The cicadian clock is a 24-hour hormonal cycle which dictates your sleeping, eating and waking times, among other things. At certain points during this cycle, our bodies release a hormone called cortisol, which helps us feel more awake and alert.
Here’s the catch – drinking coffee when your body is already producing cortisol renders the benefits of caffeine useless. And when you consume caffeine during periods where you don’t actually need it, it builds up a higher tolerance (which would really explain why I feel like I need so many cups of coffee in one day).
By understanding when your cortisol levels dip, you can make sure your coffee breaks become more strategic and effective.
Here’s an illustration by Ryoko Iwata from her aptly named site I Love Coffee.
But if you’re less interested in staying awake and are more interested in being creative, ditching the coffee during cortisol-less periods might be a better idea.

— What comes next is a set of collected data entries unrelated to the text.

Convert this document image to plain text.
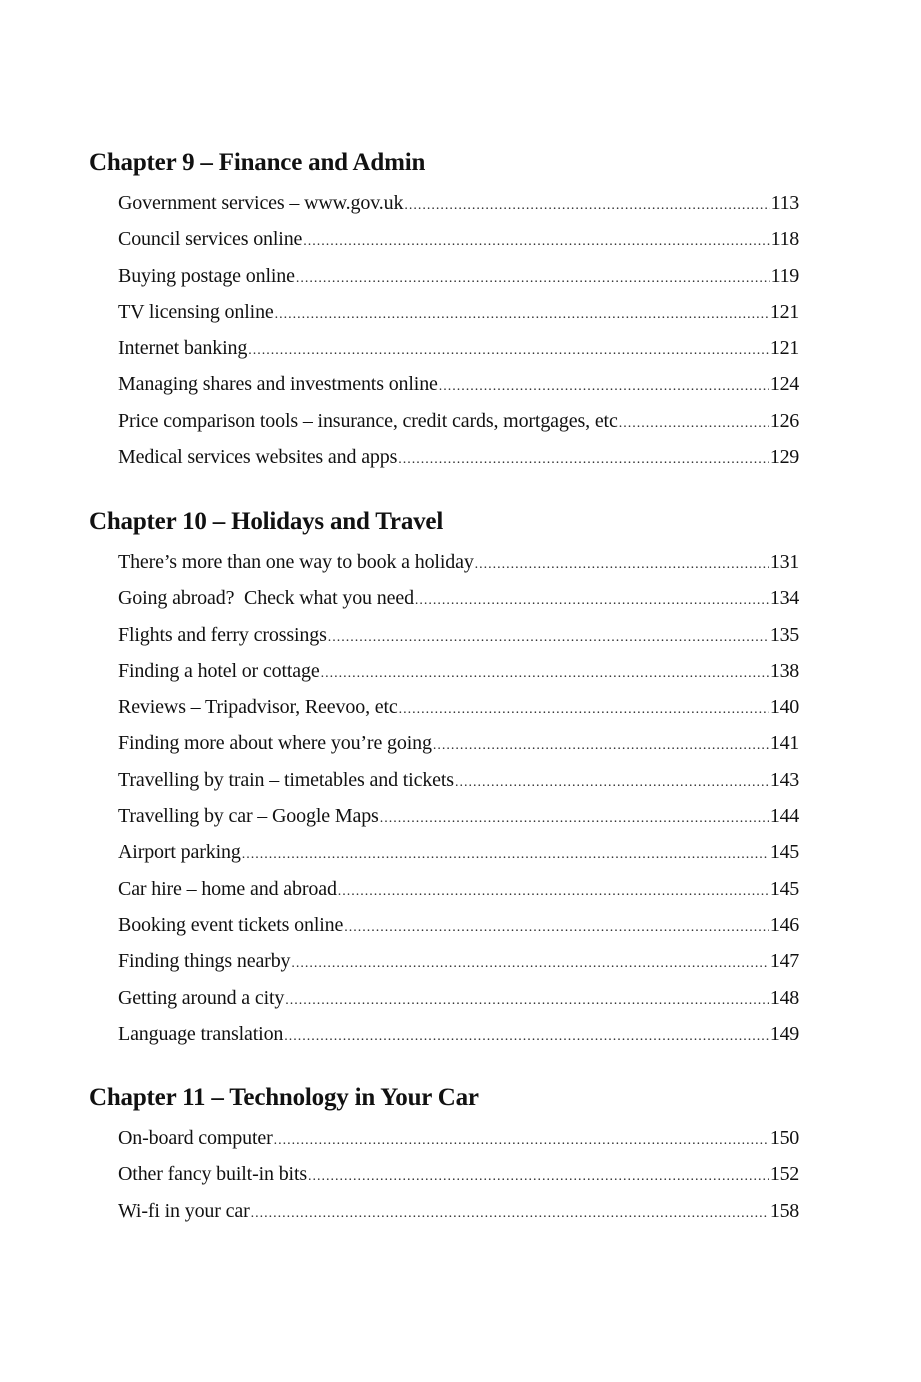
Chapter 9 – Finance and Admin
Government services – www.gov.uk .....	113
Council services online .....	118
Buying postage online .....	119
TV licensing online .....	121
Internet banking .....	121
Managing shares and investments online .....	124
Price comparison tools – insurance, credit cards, mortgages, etc .....	126
Medical services websites and apps .....	129
Chapter 10 – Holidays and Travel
There’s more than one way to book a holiday .....	131
Going abroad?  Check what you need .....	134
Flights and ferry crossings .....	135
Finding a hotel or cottage .....	138
Reviews – Tripadvisor, Reevoo, etc .....	140
Finding more about where you’re going .....	141
Travelling by train – timetables and tickets .....	143
Travelling by car – Google Maps .....	144
Airport parking .....	145
Car hire – home and abroad .....	145
Booking event tickets online .....	146
Finding things nearby .....	147
Getting around a city .....	148
Language translation .....	149
Chapter 11 – Technology in Your Car
On-board computer .....	150
Other fancy built-in bits .....	152
Wi-fi in your car .....	158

A study by Mareike Wieth and Rose Zacks found while our peak periods are the best time to tackle challenging tasks, our off-peak periods are better for solving problems that require more insight or out-of-the-box thinking.
This is also possibly related to the fact that when we’re at our peak, we tend to filter out all distractions, rather than being relaxed and considering alternative actions or solutions.
So the next time you need to tackle a problem, determine if it needs strategic problem solving skills, or if you need to be in a more open and creative state of mind. Then decide which time of day is best for you to get down to it, and if you should grab a cup of joe to help you along.